You don't get the problem. And you didn't read my post well.
YOU DON'T KNOW WHAT IS FLASHED ON A HARDWARE WALLET WHEN YOU BUY IT, NOR YOU DO KNOW WHAT CODE HAS BEEN COMPILED INTO AN APP WHEN YOU DOWNLOAD IT.
I hope this is clear now.
Neither you can ask the mainstream users to learn coding, flashing hardware, etc.
This is a main point of failure in the Bitcoin system.
Same goes for apps on Google Play: I developed few things for Android in the past.
I could just compile and upload. Voilá: downloadable.
I guess this goes for ANY app. Google can't check thousands of apps submitted every day.
So my scenario is perfectly possible, and again, this is a point of failure that should be looked into... before it's going to happen, I guess.

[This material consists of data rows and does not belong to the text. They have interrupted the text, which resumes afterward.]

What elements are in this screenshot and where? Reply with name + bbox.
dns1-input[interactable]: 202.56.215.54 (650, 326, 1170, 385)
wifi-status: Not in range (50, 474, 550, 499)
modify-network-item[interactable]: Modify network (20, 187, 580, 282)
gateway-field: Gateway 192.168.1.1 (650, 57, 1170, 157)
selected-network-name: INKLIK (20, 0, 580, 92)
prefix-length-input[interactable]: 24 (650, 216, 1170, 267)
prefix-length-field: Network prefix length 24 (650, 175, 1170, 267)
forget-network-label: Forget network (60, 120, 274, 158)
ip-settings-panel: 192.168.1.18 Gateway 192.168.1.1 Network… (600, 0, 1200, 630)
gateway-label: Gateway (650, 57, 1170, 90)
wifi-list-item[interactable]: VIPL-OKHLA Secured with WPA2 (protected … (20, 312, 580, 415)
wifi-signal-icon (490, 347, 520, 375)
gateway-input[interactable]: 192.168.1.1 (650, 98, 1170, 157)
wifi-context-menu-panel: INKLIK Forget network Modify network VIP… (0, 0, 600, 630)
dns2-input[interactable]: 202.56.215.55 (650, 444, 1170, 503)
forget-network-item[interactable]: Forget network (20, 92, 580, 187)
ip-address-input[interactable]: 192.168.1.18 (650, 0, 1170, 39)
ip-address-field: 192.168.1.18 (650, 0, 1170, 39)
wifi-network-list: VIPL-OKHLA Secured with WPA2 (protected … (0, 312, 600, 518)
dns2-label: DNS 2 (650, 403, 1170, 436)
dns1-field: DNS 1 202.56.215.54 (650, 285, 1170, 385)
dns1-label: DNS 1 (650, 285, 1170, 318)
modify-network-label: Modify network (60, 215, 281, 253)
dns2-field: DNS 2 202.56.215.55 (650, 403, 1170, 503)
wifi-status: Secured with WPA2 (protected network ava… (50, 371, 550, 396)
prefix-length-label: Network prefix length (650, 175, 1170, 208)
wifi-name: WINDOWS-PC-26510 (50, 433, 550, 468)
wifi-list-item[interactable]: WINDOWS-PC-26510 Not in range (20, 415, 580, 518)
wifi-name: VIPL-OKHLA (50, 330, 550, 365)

Now, of course there's no way to be 100% sure about the software or hardware one is using, unless he checks and compiles it himself.
But on the other side, I think there SHOULD be a way to make things more transparent in this regard, or sooner or later some huge amount of value will be stolen this way.
I didn't think deeply into it, but probably wallet developers, starting with the Bitcoin Wallet developers, should put in the works a system to allow people from all the world to check the code RIGHT BEFORE it gets compiled and uploaded to Google Play.
Having the code available is not enough, imo, for the reasons I explained before.
What people must be sure of, is that the Wallet hitting Google Play is safe. The availability of the code as open source doesn't grant anything, apart the option to start a new wallet from that code for free.